Zeki Müren’in Türkçe’si nasıl iyi olmaz?
Yahu ben konuşmasından değil şarkı söylerkenki Türkçe’sinden bahsediyorum. Sanki kelimenin sonunda üç tane r varmış gibi “Birrr demet” diye okurdu rahmetli. Bu da doğru bir şarkı lisanı değil açıkçası.
Bunları duyan Zeki Bey köpürmüş müydü?
Müzeyyen Abla beni Pembe Köşk Gazinosu’na götürdüğünde rahmetli de Lunapark’ta çıkıyordu.
Boy boy çiçekler yaptırıp üç defa beni dinlemeye gelmişti. Bu olay patlak verince “Ah Keser’ciğim, ah güzelim keşke söylemeseydin. Halk bunu anlamaz. Niye kendini zor duruma düşürüyorsun?” demişti. Dikkatini çekerim, kendisi bile bana “Yanlış söyledin” demedi.
Nedir şu elinden hiç düşürmediğin mendilinin hikayesi?
HBB’de program yaparken klima yoktu, baktım içerisi hamam gibi oluyor, eve gidince bizim hanıma “Gelecek hafta cebime bir mendil koy da terimi sileyim” dedim. Ben hatundan terimi silmek için havlumsu bir mendil istedim ama hanım Mardinli ya sen kalk iğne oyalarıyla mendil yap. “Ulan bu ne? Bize yakışır mı?” diye çıkışırken baktım mendil bizden daha meşhur olmuş, “Hatun sen oyaya devam et” dedim. Yoksa öyle image maker meselesi falan yok ortada.
Sen yalnız şarkıcı değil showman’sin de aslında... Dans ediyorsun, fıkralar anlatıyorsun, pek de alışık olmadığımız bir sahne adamısın doğrusu...
Teatral kabiliyetim de Allah’ın bana bir lütfudur. En güldüğüm tiyatroculardan rahmetli Gazanfer Özcan her sene bütün ekibini toplayıp “40’ar liramız var, geliyoruz” diye telefon açardı. Ben de “Estağfurullah hocam, seninle nasıl para konuşurum, sen gel de ne istersen bırak, git” derdim. Neyse ben tabii üstadı görünce sahnede şovu iyice abartırdım. “Sen tek başına kabare, müzikal oynuyorsun. O meşhur stand up’çılar gelsin de nasıl stand up yapılır görsünler” demişti bir keresinde. Şaka maka benim dükkan tam 20 yıldır açık kalan tek mekandır herhalde Türkiye’de.
Senin için 128 GB’lik iPod gibi adam diyorlar. Repertuvarda kaç şarkı var?

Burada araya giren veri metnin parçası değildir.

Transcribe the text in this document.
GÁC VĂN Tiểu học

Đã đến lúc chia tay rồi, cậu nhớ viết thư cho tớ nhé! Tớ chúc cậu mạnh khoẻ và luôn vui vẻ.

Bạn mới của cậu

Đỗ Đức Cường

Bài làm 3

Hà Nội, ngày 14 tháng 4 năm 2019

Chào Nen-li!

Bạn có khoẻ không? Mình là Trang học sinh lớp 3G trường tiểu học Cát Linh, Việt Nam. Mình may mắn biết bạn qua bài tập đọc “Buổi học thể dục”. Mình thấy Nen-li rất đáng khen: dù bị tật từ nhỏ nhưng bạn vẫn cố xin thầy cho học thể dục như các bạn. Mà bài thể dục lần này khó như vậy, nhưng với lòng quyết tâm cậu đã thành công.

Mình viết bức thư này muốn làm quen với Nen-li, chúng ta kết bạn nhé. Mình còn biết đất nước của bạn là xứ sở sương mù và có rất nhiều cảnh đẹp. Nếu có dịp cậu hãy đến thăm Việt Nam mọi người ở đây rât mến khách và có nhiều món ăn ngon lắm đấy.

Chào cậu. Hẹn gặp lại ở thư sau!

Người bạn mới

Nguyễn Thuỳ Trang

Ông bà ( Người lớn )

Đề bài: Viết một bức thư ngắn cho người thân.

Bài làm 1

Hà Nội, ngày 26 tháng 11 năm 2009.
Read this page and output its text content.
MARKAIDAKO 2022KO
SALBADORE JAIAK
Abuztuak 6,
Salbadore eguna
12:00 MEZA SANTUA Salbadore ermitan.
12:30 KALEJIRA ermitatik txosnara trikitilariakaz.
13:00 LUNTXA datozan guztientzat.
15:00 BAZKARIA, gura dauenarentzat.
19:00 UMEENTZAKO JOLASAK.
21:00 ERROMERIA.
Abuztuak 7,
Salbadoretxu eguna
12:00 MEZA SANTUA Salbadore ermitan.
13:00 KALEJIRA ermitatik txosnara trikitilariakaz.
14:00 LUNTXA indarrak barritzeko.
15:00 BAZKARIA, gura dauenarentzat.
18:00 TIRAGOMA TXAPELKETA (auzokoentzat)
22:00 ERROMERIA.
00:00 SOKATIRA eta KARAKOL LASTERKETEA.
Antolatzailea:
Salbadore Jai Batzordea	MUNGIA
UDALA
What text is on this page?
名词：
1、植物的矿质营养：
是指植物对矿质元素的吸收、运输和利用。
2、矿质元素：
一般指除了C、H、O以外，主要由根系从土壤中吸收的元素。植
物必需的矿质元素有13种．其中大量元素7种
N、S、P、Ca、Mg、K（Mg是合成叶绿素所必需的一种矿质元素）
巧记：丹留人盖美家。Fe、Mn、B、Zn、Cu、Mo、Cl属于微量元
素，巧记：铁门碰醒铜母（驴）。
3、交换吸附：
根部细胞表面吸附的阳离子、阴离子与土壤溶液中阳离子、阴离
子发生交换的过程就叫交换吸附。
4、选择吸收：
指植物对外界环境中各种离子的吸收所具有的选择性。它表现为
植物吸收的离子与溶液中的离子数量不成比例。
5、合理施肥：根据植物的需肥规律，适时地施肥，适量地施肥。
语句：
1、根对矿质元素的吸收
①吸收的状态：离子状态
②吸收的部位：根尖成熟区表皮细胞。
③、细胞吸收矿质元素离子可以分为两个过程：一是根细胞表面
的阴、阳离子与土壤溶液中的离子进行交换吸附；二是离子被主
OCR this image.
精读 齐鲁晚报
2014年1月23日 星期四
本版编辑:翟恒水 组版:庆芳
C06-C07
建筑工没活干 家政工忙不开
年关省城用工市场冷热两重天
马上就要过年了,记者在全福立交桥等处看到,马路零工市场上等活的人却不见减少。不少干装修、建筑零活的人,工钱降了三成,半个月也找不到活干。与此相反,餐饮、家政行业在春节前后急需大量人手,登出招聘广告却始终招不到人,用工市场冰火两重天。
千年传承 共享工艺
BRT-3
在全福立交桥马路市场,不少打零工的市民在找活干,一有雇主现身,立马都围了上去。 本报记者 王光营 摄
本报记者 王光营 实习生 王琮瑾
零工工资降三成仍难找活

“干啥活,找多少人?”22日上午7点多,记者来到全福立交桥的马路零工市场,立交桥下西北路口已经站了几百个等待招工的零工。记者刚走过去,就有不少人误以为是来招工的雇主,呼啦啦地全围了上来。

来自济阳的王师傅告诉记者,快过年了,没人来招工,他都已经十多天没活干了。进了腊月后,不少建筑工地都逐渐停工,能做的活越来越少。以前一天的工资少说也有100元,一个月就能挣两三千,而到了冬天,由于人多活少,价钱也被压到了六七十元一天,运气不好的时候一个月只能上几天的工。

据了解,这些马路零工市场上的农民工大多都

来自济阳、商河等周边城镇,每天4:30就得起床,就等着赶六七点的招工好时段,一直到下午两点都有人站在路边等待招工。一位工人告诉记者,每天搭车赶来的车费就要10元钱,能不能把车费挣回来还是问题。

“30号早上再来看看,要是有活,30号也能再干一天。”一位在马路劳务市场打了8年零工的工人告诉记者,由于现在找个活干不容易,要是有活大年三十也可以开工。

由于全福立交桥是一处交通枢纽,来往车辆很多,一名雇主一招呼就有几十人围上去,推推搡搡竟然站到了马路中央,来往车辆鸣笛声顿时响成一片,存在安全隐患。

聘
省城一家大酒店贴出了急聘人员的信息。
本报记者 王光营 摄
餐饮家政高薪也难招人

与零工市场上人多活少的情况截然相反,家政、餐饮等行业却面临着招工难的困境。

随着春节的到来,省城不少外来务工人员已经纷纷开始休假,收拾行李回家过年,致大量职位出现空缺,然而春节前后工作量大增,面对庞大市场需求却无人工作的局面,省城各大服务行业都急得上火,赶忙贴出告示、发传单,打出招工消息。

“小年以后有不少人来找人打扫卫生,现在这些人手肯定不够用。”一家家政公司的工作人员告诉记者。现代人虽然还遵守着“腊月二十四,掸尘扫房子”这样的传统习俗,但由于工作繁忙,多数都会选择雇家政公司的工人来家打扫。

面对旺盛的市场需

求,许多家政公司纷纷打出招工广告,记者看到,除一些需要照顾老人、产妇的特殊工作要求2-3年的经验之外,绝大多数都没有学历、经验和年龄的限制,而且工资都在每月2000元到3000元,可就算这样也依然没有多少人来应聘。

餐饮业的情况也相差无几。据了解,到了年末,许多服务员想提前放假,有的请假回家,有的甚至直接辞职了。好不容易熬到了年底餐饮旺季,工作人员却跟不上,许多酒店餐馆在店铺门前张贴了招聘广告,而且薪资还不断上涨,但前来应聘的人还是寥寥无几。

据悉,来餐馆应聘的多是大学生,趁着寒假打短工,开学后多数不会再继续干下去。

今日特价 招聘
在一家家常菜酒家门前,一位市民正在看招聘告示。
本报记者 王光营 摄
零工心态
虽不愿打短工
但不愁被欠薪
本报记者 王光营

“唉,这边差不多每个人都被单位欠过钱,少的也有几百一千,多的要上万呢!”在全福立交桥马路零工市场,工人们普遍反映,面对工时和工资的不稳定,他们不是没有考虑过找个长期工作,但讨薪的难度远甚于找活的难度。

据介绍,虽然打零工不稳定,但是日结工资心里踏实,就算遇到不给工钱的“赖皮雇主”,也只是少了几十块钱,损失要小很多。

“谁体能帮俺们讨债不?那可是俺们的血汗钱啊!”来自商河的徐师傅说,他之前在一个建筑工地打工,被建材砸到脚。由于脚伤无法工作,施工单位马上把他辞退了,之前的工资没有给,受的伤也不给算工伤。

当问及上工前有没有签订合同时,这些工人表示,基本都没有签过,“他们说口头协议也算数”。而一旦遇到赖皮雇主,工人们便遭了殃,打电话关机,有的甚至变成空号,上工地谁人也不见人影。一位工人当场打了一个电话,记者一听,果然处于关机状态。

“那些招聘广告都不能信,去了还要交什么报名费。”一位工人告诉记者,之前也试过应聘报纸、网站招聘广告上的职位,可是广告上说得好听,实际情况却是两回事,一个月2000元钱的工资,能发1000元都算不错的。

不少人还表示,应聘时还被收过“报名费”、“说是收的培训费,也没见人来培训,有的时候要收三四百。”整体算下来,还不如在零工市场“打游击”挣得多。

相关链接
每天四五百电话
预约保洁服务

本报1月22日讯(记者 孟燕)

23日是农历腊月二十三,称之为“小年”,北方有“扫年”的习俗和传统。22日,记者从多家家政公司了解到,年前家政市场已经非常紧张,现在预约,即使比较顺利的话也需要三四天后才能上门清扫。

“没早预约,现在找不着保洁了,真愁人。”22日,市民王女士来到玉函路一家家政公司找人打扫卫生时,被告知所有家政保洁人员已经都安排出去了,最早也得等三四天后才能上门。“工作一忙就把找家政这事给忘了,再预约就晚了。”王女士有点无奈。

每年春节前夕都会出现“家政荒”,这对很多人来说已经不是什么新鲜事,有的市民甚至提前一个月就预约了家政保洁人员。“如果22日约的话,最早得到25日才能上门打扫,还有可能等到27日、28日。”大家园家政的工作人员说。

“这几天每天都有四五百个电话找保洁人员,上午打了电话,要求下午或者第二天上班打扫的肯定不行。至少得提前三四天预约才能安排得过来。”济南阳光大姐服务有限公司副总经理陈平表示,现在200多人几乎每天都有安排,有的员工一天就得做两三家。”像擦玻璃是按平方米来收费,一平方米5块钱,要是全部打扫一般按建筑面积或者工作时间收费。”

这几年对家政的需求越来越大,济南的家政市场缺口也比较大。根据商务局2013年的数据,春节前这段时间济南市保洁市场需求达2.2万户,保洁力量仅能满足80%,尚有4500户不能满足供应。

Ulan manyak mıyım ben, oturup da kaç şarkı bildiğimi sayayım. Ama mevcutlar içerisinde en fazla bilenlerden biriyim diyebilirim. Ezberi kuvvetli bir adam olarak tanınmak çok da hoşuma gitmiyor. Benim çok şarkı bilmemi 10’a, 20’ye katlayacak sanat kariyerim var. 20 küsur yıl Devlet Sanatçısı olarak görev yaptım. Meşhur bir laf vardır; “Eşek aynı eşek, çulu değişti”...
Yıllarca bu işe emek vermiş, radyoda, TRT’de görev yapmış biriydim, bir anda yumurtadan çıkmadım.
Gezi Olayları sırasında “Mustafa Keser’in askerleriyiz” diye bir söylem çıkmıştı. Ne diyorsun bu işe?
Hemen o gün gazeteciler üşüştü başıma “Nedir bu?” diye. Vallahi dedim ben de bilmiyorum. Sonra baktım bir delikanlı Facebook’ta mı, Twitter’da mı bir yerde “Mustafa Keser ki büyük Atatürkçü’dür, hiçbir programında Ulu Önder’i dilinden düşürmez. O Mustafa Keser ki dinini imanını bilir. Umresini yapmıştır” falan diye Mustafa Keser’in askerleriyiz demiş. Bunu duyunca nasıl hoşuma gitti anlatamam.